Helikopter / Still Life

22 Juin - 23 Juin 2018

Corde tendue entre 2001 et 2017, Helikopter / Still Life met en balance deux pièces du chorégraphe Angelin Preljocaj (Ballet Preljocaj) : Helikopter (2001) et Still Life (2017). Deux pièces pour six danseurs ; deux créations architecturées par la musique contemporaine.

Soirée en forme de filin tendu à travers le temps, le chorégraphe Angelin Preljocaj présente deux de ses pièces, l’une à la suite de l’autre. Soient Helikopter (2001) et son avant-dernière création, Still Life (2017) — à laquelle succèdent Ghost (2018) et Gravity (en cours). Helikopter / Still Life : deux pièces tournées vers l’interdisciplinarité. La première étant structurée par une œuvre du compositeur Karlheinz Stockhausen (1928-2007). Le célèbre Helikopter-Streichquartett [Quatuor à cordes – Hélicoptère] (1991) — pièce pour quatre hélicoptères avec pilotes et preneurs de son, et un quatuor à cordes. Et la seconde, Still Life, explorant le motif de la nature morte, en peinture. De la vanité au memento mori, les vies immobiles, ou natures mortes, scandent la finitude. Et l’inévitable ralentissement menant à la mort, la fixité. Genre ayant pris son essor au XVIIe siècle, c’est aussi le véhicule d’une conception dépassée : celle où l’immobilité existe.
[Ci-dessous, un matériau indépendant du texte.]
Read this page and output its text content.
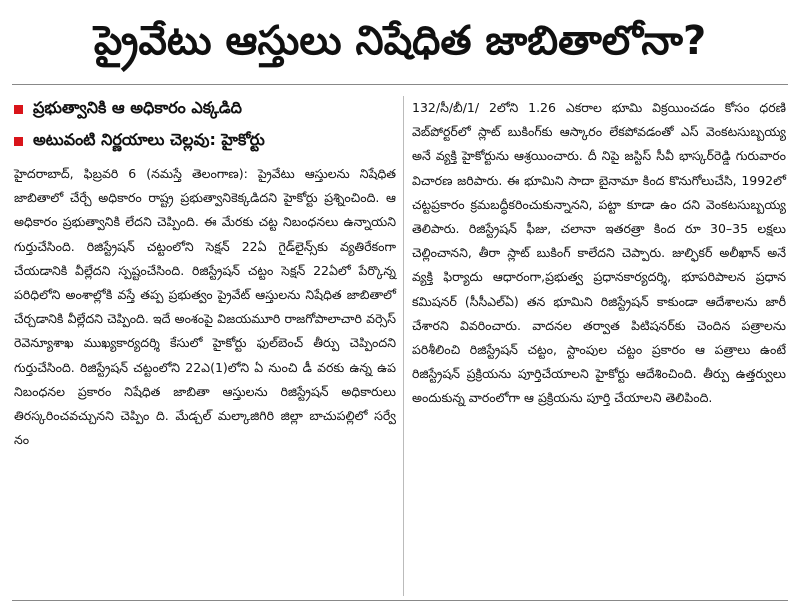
ప్రైవేటు ఆస్తులు నిషేధిత జాబితాలోనా?
ప్రభుత్వానికి ఆ అధికారం ఎక్కడిది
అటువంటి నిర్ణయాలు చెల్లవు: హైకోర్టు

హైదరాబాద్‌, ఫిబ్రవరి 6 (నమస్తే తెలంగాణ): ప్రైవేటు ఆస్తులను నిషేధిత జాబితాలో చేర్చే అధికారం రాష్ట్ర ప్రభుత్వానికెక్కడిదని హైకోర్టు ప్రశ్నించింది. ఆ అధికారం ప్రభుత్వానికి లేదని చెప్పింది. ఈ మేరకు చట్ట నిబంధనలు ఉన్నాయని గుర్తుచేసింది. రిజిస్ట్రేషన్‌ చట్టంలోని సెక్షన్‌ 22ఏ గైడ్‌లైన్స్‌కు వ్యతిరేకంగా చేయడానికి వీల్లేదని స్పష్టంచేసింది. రిజిస్ట్రేషన్‌ చట్టం సెక్షన్‌ 22ఏలో పేర్కొన్న పరిధిలోని అంశాల్లోకి వస్తే తప్ప ప్రభుత్వం ప్రైవేట్‌ ఆస్తులను నిషేధిత జాబితాలో చేర్చడానికి వీల్లేదని చెప్పింది. ఇదే అంశంపై విజయమూరి రాజగోపాలాచారి వర్సెస్‌ రెవెన్యూశాఖ ముఖ్యకార్యదర్శి కేసులో హైకోర్టు ఫుల్‌బెంచ్‌ తీర్పు చెప్పిందని గుర్తుచేసింది. రిజిస్ట్రేషన్‌ చట్టంలోని 22ఎ(1)లోని ఏ నుంచి డీ వరకు ఉన్న ఉప నిబంధనల ప్రకారం నిషేధిత జాబితా ఆస్తులను రిజిస్ట్రేషన్‌ అధికారులు తిరస్కరించవచ్చునని చెప్పిం ది. మేడ్చల్‌ మల్కాజిగిరి జిల్లా బాచుపల్లిలో సర్వే నం

132/సీ/బీ/1/ 2లోని 1.26 ఎకరాల భూమి విక్రయించడం కోసం ధరణి వెబ్‌పోర్టర్‌లో స్లాట్‌ బుకింగ్‌కు ఆస్కారం లేకపోవడంతో ఎస్‌ వెంకటసుబ్బయ్య అనే వ్యక్తి హైకోర్టును ఆశ్రయించారు. దీ నిపై జస్టిస్‌ సీవీ భాస్కర్‌రెడ్డి గురువారం విచారణ జరిపారు. ఈ భూమిని సాదా బైనామా కింద కొనుగోలుచేసి, 1992లో చట్టప్రకారం క్రమబద్ధీకరించుకున్నానని, పట్టా కూడా ఉం దని వెంకటసుబ్బయ్య తెలిపారు. రిజిస్ట్రేషన్‌ ఫీజు, చలానా ఇతరత్రా కింద రూ 30–35 లక్షలు చెల్లించానని, తీరా స్లాట్‌ బుకింగ్‌ కాలేదని చెప్పారు. జుల్ఫికర్‌ అలీఖాన్‌ అనే వ్యక్తి ఫిర్యాదు ఆధారంగా,ప్రభుత్వ ప్రధానకార్యదర్శి, భూపరిపాలన ప్రధాన కమిషనర్‌ (సీసీఎల్‌ఏ) తన భూమిని రిజిస్ట్రేషన్‌ కాకుండా ఆదేశాలను జారీ చేశారని వివరించారు. వాదనల తర్వాత పిటిషనర్‌కు చెందిన పత్రాలను పరిశీలించి రిజిస్ట్రేషన్‌ చట్టం, స్టాంపుల చట్టం ప్రకారం ఆ పత్రాలు ఉంటే రిజిస్ట్రేషన్‌ ప్రక్రియను పూర్తిచేయాలని హైకోర్టు ఆదేశించింది. తీర్పు ఉత్తర్వులు అందుకున్న వారంలోగా ఆ ప్రక్రియను పూర్తి చేయాలని తెలిపింది.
Helikopter / Still Life d’Angelin Preljocaj : comme une corde tendue entre 2001 et 2017

Art du mouvement, la danse d’Angelin Preljocaj s’empare des symboles ancestraux pour, par le corps des danseurs, proposer une autre lecture. Pièce pour six interprètes, Helikopter aura été saluée pour son absence de concessions. Musique assez stridente, sol strié de projections vidéos (de l’artiste Holger Förterer)… Le vertige y guette, toujours repoussé par la danse, à savoir le mouvement structuré du Ballet Preljocaj. Mais avec Still Life, c’est une autre forme de vertige qui guette danseurs et spectateurs. Celui de la mort, de l’immobilité figée dans des cadres surannés. Toujours enclin à aborder le son par la création contemporaine, pour Still Life ce sont des sonorités électro-minimalistes d’Alva Noto (Carsten Nicolai) et Ryuichi Sakamoto qui enveloppent le Ballet Preljocaj. Et là encore, il s’agit d’une pièce pour six interprètes — Isabel García Lopez, Verity Jacobsen, Émilie Lalande, Cecilia Torres Morillo, Baptiste Coissieu, Redi Shtylla.

Still Life : des natures mortes en peinture à l’impossible immobilité de la danse

Jeu de mot, Still Life résonne d’évocations. Avec, en anglais, cette ambivalence du still. Entre silence et immobilité d’un côté et idée de perpétuation de l’autre. Comme dans le fameux Still Alive de l’artiste conceptuel On Kawara. Toujours en mouvement, la Still Life d’Angelin Preljocaj persévère dans l’être chorégraphique. Pour une lenteur classique où tout semble fluide, presque ralenti, mais néanmoins en mouvement. Conjuguant ballet classique et danse contemporaine, Angelin Preljocaj livre une pièce au calme inquiétant. À l’ivresse défiant l’équilibre d‘Helikopter (et sa scène aux images mouvantes), Still Life répond par la pondération. Scène dépouillée, les corps y héritent de la vanité. Avec un jeu de lumière d’une austérité propre à faire transparaître la structure architecturale des êtres : le squelette. Mais avec des corps qui ne cessent d’être comme magnétisés les uns vers les autres. En dépit, ou en raison même, de toute cette vacuité.